Karl Moore|Publié le 29 février 2020

Bombardier: les explications d’Alain Bellemare

M. Bellemare revient sur les décisions prises par l'avionneur dans les derniers mois. (Photo: Getty Images)

BLOGUE INVITÉ. Quand Alain Bellemare a pris la direction de Bombardier Inc. en 2015, il était sûr qu’en cinq ans, il pourrait redresser l’organisation montréalaise. Le dirigeant chevronné savait qu’il faudrait s’attaquer au problème de l’endettement de Bombardier, mais il n’avait pas envisagé un processus de désinvestissement aussi vigoureux que celui qu’il a dû mener au cours de son mandat.

« Lorsque j’ai rejoint Bombardier il y a cinq ans, j’étais convaincu que les problèmes de l’entreprise tournaient autour de la CSeries, qui représentait une importante perte de liquidités pour l’organisation, se souvient M. Bellemare. Je pensais qu’une fois que ce problème serait réglé, je pourrais me concentrer sur le reste de l’entreprise. Mais j’ai ensuite réalisé que nous avions des défis à relever à travers presque toute l’organisation. »

Ces défis ont atteint un point culminant le mois dernier. Le 13 février, Bombardier a annoncé le transfert de sa part de 33,6 % dans l’A220 à Airbus SE et au gouvernement du Québec, et le 17 février, Bombardier a confirmé la vente de sa division ferroviaire à Alstom SA pour 8,2 milliards de dollars américains. En l’espace d’une semaine, l’entreprise s’est retirée des secteurs de l’aviation commerciale et du transport ferroviaire.

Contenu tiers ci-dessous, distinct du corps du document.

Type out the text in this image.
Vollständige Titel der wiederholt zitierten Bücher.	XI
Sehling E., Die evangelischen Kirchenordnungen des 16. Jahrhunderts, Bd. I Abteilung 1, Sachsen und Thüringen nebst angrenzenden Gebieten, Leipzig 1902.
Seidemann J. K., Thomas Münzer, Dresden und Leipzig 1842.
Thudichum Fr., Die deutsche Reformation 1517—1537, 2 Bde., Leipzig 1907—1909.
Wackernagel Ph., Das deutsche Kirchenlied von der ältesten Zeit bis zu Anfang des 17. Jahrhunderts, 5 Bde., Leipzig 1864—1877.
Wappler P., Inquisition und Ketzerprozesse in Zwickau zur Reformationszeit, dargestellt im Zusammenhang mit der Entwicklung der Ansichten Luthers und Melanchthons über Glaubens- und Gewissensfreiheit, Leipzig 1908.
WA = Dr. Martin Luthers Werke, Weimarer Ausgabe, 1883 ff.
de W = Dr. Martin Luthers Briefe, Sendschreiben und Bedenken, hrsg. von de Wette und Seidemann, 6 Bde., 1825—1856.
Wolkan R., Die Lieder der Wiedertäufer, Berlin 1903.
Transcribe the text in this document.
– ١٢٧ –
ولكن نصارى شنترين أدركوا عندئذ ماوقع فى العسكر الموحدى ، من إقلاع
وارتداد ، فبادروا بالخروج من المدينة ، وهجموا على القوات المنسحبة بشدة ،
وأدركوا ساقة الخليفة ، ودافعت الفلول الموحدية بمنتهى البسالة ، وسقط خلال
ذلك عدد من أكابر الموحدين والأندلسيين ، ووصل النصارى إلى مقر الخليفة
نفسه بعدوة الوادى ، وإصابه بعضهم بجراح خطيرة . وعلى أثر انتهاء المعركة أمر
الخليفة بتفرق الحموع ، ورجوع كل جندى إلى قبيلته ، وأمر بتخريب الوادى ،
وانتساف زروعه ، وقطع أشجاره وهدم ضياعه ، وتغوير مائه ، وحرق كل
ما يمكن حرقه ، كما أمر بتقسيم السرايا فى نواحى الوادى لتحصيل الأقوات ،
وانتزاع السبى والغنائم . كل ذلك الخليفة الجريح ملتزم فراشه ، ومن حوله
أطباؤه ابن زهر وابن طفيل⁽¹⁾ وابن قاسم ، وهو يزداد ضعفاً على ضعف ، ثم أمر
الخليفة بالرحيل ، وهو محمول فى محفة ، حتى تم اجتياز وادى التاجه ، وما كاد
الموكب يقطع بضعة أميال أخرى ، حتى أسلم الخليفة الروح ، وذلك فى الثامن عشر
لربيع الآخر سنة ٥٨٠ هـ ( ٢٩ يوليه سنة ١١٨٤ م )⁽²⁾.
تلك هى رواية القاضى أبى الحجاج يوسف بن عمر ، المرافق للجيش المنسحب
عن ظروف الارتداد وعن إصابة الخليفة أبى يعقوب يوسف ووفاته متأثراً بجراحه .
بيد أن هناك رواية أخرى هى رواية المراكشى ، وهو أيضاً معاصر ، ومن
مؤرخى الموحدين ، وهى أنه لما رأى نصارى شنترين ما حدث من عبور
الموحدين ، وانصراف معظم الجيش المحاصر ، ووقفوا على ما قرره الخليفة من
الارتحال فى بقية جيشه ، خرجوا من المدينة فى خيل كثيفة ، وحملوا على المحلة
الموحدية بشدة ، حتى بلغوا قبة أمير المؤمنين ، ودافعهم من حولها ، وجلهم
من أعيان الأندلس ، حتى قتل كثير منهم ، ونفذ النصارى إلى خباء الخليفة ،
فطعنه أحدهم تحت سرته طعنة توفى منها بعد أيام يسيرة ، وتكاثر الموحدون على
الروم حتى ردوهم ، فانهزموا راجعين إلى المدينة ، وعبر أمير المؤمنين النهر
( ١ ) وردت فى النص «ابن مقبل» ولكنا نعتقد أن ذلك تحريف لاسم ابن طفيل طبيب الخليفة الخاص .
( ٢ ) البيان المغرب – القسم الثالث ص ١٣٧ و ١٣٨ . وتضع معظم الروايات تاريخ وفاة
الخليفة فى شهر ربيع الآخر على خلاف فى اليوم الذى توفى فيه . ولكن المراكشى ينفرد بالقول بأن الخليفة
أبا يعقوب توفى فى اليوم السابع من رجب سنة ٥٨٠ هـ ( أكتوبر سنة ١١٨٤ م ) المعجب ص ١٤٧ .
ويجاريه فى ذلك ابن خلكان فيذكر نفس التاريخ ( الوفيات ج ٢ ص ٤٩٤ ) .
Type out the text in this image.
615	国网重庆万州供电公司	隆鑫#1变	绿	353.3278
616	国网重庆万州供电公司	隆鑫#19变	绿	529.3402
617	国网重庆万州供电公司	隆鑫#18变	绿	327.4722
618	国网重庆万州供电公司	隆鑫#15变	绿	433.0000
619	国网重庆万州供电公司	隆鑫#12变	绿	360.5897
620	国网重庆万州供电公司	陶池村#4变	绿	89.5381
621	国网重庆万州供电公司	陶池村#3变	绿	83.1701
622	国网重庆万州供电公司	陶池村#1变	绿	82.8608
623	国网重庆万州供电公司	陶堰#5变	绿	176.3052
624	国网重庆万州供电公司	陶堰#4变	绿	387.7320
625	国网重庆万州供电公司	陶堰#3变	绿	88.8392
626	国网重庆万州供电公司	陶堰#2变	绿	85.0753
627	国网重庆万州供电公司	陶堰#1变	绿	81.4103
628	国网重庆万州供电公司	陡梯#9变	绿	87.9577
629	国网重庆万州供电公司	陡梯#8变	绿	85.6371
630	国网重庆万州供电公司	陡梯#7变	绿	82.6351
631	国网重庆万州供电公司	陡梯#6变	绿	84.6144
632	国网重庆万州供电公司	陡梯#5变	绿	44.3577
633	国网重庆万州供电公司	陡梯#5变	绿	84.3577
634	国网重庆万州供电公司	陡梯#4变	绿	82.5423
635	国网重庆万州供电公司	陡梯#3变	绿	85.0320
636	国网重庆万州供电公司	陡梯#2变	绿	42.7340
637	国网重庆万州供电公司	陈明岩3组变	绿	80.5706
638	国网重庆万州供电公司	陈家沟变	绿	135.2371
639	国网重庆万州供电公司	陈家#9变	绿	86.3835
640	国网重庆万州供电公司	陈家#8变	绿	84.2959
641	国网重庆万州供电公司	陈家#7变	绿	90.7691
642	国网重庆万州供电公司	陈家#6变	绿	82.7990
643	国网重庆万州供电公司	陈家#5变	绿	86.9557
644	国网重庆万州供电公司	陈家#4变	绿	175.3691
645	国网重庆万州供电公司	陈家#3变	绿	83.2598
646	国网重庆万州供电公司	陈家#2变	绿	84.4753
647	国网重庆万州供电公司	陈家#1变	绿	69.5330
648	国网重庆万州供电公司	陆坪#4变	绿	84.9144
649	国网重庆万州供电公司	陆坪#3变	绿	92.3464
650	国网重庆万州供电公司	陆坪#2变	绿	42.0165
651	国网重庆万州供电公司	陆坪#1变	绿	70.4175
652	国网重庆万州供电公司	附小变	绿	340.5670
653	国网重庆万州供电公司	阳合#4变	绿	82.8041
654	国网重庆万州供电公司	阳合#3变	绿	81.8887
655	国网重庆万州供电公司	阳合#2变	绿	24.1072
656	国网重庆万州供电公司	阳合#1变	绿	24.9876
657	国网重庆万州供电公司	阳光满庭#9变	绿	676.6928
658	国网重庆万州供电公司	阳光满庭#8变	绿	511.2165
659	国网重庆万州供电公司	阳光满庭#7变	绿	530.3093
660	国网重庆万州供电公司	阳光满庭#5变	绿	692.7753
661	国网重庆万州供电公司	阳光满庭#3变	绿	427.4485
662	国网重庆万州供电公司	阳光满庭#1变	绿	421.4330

L’accord entre le géant français du rail Alstom et Bombardier était nécessaire, selon M. Bellemare. Alors que la société québécoise faisait face à une pression croissante pour réduire sa dette et qu’elle avait peine à dynamiser certains programmes à problèmes tels que les avions CRJ et Q400, elle a dû déterminer laquelle de ses deux activités restantes devait être vendue.

Depuis 2015, Bombardier a exécuté des projets ferroviaires phares comme la MTA de New York et les services TTC et Metrolinx de Toronto, mais ces projets ont souvent été marqués par des difficultés techniques et des retards de livraison. M. Bellemare attribue en partie ces difficultés à la complexité du développement et de l’intégration des logiciels dans le secteur ferroviaire.

« Il y a eu un changement technologique important du côté des trains et cela a complexifié nos opérations, dit-il. Nous devions ajouter un ensemble de compétences très différentes à l’entreprise, que nous n’avions pas en interne. Il a donc fallu du temps pour s’adapter à cette technologie nouvelle et évolutive du côté des trains. »

De plus, en raison de la croissance rapide de la capacité ferroviaire chinoise, M. Bellemare estime que l’industrie a besoin de consolidation considérable. Le PDG de Bombardier avait voulu faciliter cette consolidation depuis son arrivée dans l’entreprise, mais leur budget ne leur permettait pas de faire progresser les conversations qu’ils avaient entamées avec Hitachi, Siemens et Alstom.

« Nous avons décidé que si ce n’était pas nous qui menions la consolidation, nous devions envisager de vendre, dit le PDG à propos de leur accord avec Alstom. »

Suite à ces derniers désinvestissements, Bombardier peut désormais se concentrer exclusivement sur son activité d’aviation privée. Les produits à marge élevée de la société comprennent les appareils de la série Global, qui devraient représenter une part importante des 160 livraisons d’avions de la société en 2020.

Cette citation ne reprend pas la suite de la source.